Escarole and Bean Soup
Escarole is a broad leaf endive. A slightly bitter tasting vegetable high in folic acid, fiber, and vitamins A and K, escarole can be eaten raw or gently cooked. This was always a real comfort food in the winter nights and we still enjoy it today.
Escarole and Bean Soup!
1/2 bag dry white beans or
2 cans cannellini beans
6 cups water
3 garlic cloves minced
1 tablespoon tomato paste
4 ounces San Marzano tomato sauce
1/4 cup parmigiano cheese grated
1 tablespoon dry oregano
1 ham hock
1 1/4 inch slice pancetta chopped
2 tablespoons extra virgin olive oil
salt and pepper to taste
1 head escarole
optional: 1 teaspoon red hot pepper flakes
Wash and drain beans set aside.

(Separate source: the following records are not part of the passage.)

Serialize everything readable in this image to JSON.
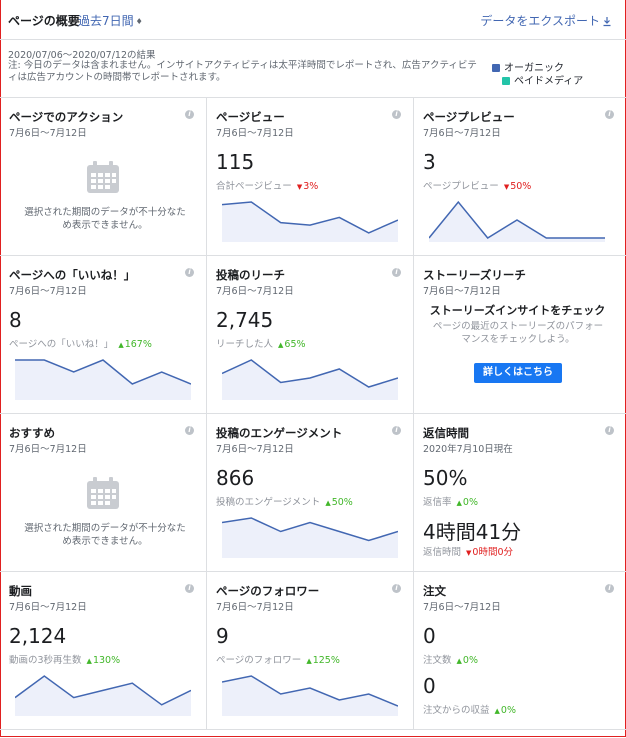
{
  "header": {
    "title": "ページの概要",
    "period": "過去7日間",
    "export": "データをエクスポート"
  },
  "info": {
    "range": "2020/07/06～2020/07/12の結果",
    "note": "注: 今日のデータは含まれません。インサイトアクティビティは太平洋時間でレポートされ、広告アクティビティは広告アカウントの時間帯でレポートされます。",
    "legend": [
      {
        "label": "オーガニック",
        "color": "#4267b2"
      },
      {
        "label": "ペイドメディア",
        "color": "#23c4a8"
      }
    ]
  },
  "cards": {
    "page_actions": {
      "title": "ページでのアクション",
      "date": "7月6日～7月12日",
      "empty": "選択された期間のデータが不十分なため表示できません。"
    },
    "page_views": {
      "title": "ページビュー",
      "date": "7月6日～7月12日",
      "value": "115",
      "sub": "合計ページビュー",
      "change": "3%",
      "trend": "down",
      "spark": [
        13,
        14,
        6,
        5,
        8,
        2,
        7
      ]
    },
    "page_previews": {
      "title": "ページプレビュー",
      "date": "7月6日～7月12日",
      "value": "3",
      "sub": "ページプレビュー",
      "change": "50%",
      "trend": "down",
      "spark": [
        0,
        2,
        0,
        1,
        0,
        0,
        0
      ]
    },
    "page_likes": {
      "title": "ページへの「いいね！」",
      "date": "7月6日～7月12日",
      "value": "8",
      "sub": "ページへの「いいね！」",
      "change": "167%",
      "trend": "up",
      "spark": [
        3,
        3,
        2,
        3,
        1,
        2,
        1
      ]
    },
    "post_reach": {
      "title": "投稿のリーチ",
      "date": "7月6日～7月12日",
      "value": "2,745",
      "sub": "リーチした人",
      "change": "65%",
      "trend": "up",
      "spark": [
        5,
        8,
        3,
        4,
        6,
        2,
        4
      ]
    },
    "stories_reach": {
      "title": "ストーリーズリーチ",
      "date": "7月6日～7月12日",
      "promo_title": "ストーリーズインサイトをチェック",
      "promo_text": "ページの最近のストーリーズのパフォーマンスをチェックしよう。",
      "button": "詳しくはこちら"
    },
    "recommendations": {
      "title": "おすすめ",
      "date": "7月6日～7月12日",
      "empty": "選択された期間のデータが不十分なため表示できません。"
    },
    "post_engagement": {
      "title": "投稿のエンゲージメント",
      "date": "7月6日～7月12日",
      "value": "866",
      "sub": "投稿のエンゲージメント",
      "change": "50%",
      "trend": "up",
      "spark": [
        7,
        8,
        5,
        7,
        5,
        3,
        5
      ]
    },
    "response_time": {
      "title": "返信時間",
      "date": "2020年7月10日現在",
      "value": "50%",
      "sub": "返信率",
      "change": "0%",
      "trend": "up",
      "value2": "4時間41分",
      "sub2": "返信時間",
      "change2": "0時間0分",
      "trend2": "down"
    },
    "videos": {
      "title": "動画",
      "date": "7月6日～7月12日",
      "value": "2,124",
      "sub": "動画の3秒再生数",
      "change": "130%",
      "trend": "up",
      "spark": [
        2,
        5,
        2,
        3,
        4,
        1,
        3
      ]
    },
    "page_followers": {
      "title": "ページのフォロワー",
      "date": "7月6日～7月12日",
      "value": "9",
      "sub": "ページのフォロワー",
      "change": "125%",
      "trend": "up",
      "spark": [
        5,
        6,
        3,
        4,
        2,
        3,
        1
      ]
    },
    "orders": {
      "title": "注文",
      "date": "7月6日～7月12日",
      "value": "0",
      "sub": "注文数",
      "change": "0%",
      "trend": "up",
      "value2": "0",
      "sub2": "注文からの収益",
      "change2": "0%",
      "trend2": "up"
    }
  }
}
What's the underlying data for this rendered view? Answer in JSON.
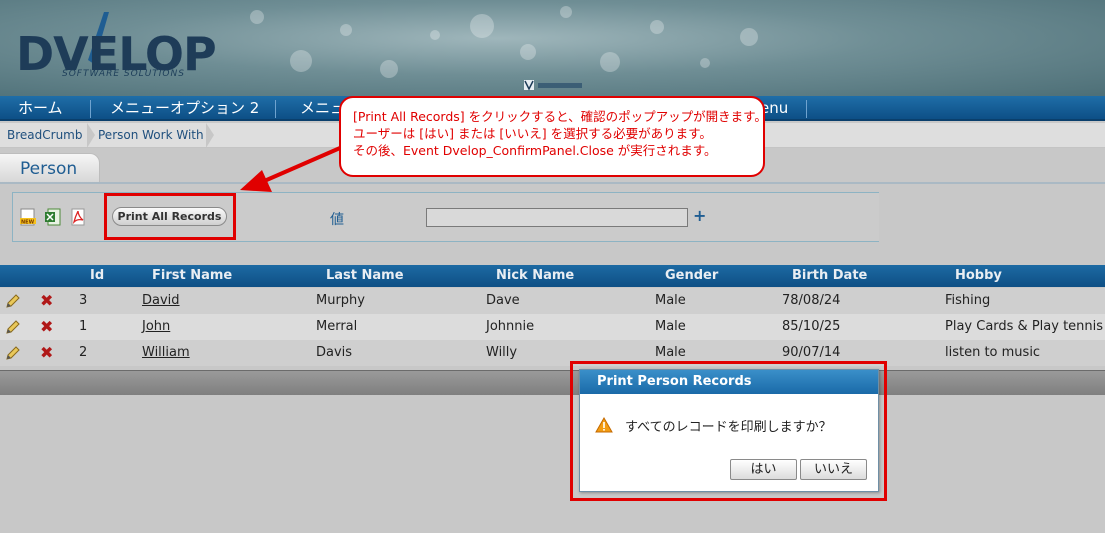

In a large pot heat olive oil brown tomato paste add pancetta and cook for about 3 minutes. Add garlic cook another 30 seconds pour in tomato sauce, olive oil, water, ham hock, oregano, salt and pepper. Bring to a boil then simmer for 25 minutes. Add beans and simmer 5 more minutes. Wash escarole and chop leaves, in a separate pot cook escarole in boiling salted water till tender about 5 minutes. Add escarole to soup and mix, add cheese and serve with crusty bread.